The peer review process in economics journals ensures that original research is published and provide a stamp of “high quality”. However, editors and referees do not have the obligation to check that “same data and same code give the same results”. Hence, the referee process does not provide any feedback on the reproducibility. In an effort to foster reproducibility, journals have put in place data availability policies (DAP henceforth) as early as 1933 with Econometrica. Other journals followed quite early as well, such as the Journal of Money, Credit and Banking in the late 1990’s. The first “top 5” journal, the American Economic Review, introduced a DAP in 2005, with the Quarterly Journal of Economics following in 2016. As of 2017, only 54% of 343 economic journals of the Thomson Reuters Social Science citation index had a DAP (Höffler 2017).

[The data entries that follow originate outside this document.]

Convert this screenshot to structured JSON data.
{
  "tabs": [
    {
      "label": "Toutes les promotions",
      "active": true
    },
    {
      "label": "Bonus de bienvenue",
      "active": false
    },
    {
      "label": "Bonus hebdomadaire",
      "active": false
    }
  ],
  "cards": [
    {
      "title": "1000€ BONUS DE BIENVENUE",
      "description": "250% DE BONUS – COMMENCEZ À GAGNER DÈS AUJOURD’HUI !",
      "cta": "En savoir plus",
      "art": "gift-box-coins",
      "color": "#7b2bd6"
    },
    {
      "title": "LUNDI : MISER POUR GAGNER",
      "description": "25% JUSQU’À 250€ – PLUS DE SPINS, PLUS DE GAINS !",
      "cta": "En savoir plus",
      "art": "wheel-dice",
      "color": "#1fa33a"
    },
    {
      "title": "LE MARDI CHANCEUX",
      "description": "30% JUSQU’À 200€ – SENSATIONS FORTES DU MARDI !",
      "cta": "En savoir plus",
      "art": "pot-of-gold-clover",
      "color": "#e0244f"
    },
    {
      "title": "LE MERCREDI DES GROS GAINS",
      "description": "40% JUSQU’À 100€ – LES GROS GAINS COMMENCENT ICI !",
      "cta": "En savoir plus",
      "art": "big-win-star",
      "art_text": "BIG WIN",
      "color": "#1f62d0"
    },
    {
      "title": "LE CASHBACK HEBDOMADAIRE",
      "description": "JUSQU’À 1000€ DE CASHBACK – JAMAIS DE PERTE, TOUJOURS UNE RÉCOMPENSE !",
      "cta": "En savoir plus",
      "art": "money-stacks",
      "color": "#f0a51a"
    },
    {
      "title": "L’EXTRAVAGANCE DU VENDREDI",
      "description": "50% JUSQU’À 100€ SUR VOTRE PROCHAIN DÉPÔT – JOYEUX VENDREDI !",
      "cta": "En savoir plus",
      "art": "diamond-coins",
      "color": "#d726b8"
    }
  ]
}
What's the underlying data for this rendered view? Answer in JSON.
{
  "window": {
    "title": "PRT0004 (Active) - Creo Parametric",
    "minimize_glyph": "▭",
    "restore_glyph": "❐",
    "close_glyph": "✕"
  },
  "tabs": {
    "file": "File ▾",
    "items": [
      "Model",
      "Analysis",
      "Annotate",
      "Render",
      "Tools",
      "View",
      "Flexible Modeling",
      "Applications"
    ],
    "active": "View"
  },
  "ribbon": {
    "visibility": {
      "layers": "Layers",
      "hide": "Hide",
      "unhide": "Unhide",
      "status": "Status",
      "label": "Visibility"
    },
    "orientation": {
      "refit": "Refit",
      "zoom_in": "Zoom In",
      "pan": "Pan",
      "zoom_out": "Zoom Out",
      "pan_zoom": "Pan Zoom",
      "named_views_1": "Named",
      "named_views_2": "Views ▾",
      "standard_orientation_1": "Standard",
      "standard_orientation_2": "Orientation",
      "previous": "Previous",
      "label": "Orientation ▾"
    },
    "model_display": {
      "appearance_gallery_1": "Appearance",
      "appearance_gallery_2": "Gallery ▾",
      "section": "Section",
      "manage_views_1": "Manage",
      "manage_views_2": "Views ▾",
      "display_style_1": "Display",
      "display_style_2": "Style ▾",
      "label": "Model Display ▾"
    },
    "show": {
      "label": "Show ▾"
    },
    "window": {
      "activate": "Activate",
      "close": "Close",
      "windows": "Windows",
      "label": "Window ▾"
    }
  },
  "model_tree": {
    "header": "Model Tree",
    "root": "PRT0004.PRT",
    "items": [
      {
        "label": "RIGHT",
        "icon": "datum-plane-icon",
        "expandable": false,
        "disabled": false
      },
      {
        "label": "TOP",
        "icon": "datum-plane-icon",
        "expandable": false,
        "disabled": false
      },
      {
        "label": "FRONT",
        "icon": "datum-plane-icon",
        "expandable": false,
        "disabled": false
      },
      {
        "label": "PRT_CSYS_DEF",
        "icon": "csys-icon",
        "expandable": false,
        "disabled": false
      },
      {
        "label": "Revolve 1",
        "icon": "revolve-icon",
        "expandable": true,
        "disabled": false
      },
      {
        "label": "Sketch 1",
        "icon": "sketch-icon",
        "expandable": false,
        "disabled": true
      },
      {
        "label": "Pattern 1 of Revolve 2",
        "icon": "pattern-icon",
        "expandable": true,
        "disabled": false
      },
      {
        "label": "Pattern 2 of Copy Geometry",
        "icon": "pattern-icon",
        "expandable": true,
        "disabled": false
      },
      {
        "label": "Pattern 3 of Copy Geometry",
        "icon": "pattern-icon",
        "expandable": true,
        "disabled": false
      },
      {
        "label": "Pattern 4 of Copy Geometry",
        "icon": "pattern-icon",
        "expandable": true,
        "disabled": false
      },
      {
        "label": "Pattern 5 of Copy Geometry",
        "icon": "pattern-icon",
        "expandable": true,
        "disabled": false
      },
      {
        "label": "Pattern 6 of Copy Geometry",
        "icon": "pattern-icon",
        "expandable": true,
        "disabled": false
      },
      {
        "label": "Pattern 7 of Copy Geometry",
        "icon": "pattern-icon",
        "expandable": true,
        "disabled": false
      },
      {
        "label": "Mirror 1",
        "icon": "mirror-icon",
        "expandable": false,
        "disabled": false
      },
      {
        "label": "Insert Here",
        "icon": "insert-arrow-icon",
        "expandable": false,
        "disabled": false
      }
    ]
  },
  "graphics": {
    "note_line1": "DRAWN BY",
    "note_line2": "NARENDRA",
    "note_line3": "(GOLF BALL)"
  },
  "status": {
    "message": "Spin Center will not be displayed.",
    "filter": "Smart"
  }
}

In this study, we aim to test whether data availability policies with light enforcement, such as the one enforced by the AEA in 2005, yields reproducible results. While there is no systematic check of the codes with such policies, making codes and data publicly available should in theory enhance transparency. Providing undergraduate students only with the code, data and information provided by the authors, we verify if they successfully replicate the results in the paper.

First, we find a moderate replication success, in spite of a data availability policy. When considering the sample of assessed articles, only 25% were successfully replicated, rising to 38% when considering eligible papers only (those for which authors did not specify using confidential data). Conditional on non-confidential data, we find a higher reproducibility rate of 43%. Such low reproducibility is driven by confidential or missing data. Even restricting on non-confidential data, our analysis shows that a substantial numbers of articles had different results than those obtained from their replication packages. Secondly, we show that even reproducible articles required complex code changes to reach similar results as in the paper. Our analysis suggests that data availability policies are necessary but not sufficient to ensure full replicability.

Most importantly, we further show that replicated papers do not generate a citation bonus. Increased citations may thus not be enough of an incentive device to reach transparent documentation and coding practices. Our analysis therefore calls for a systematic check of articles during the referee process, as a way to reach a “good reproducibility” equilibrium.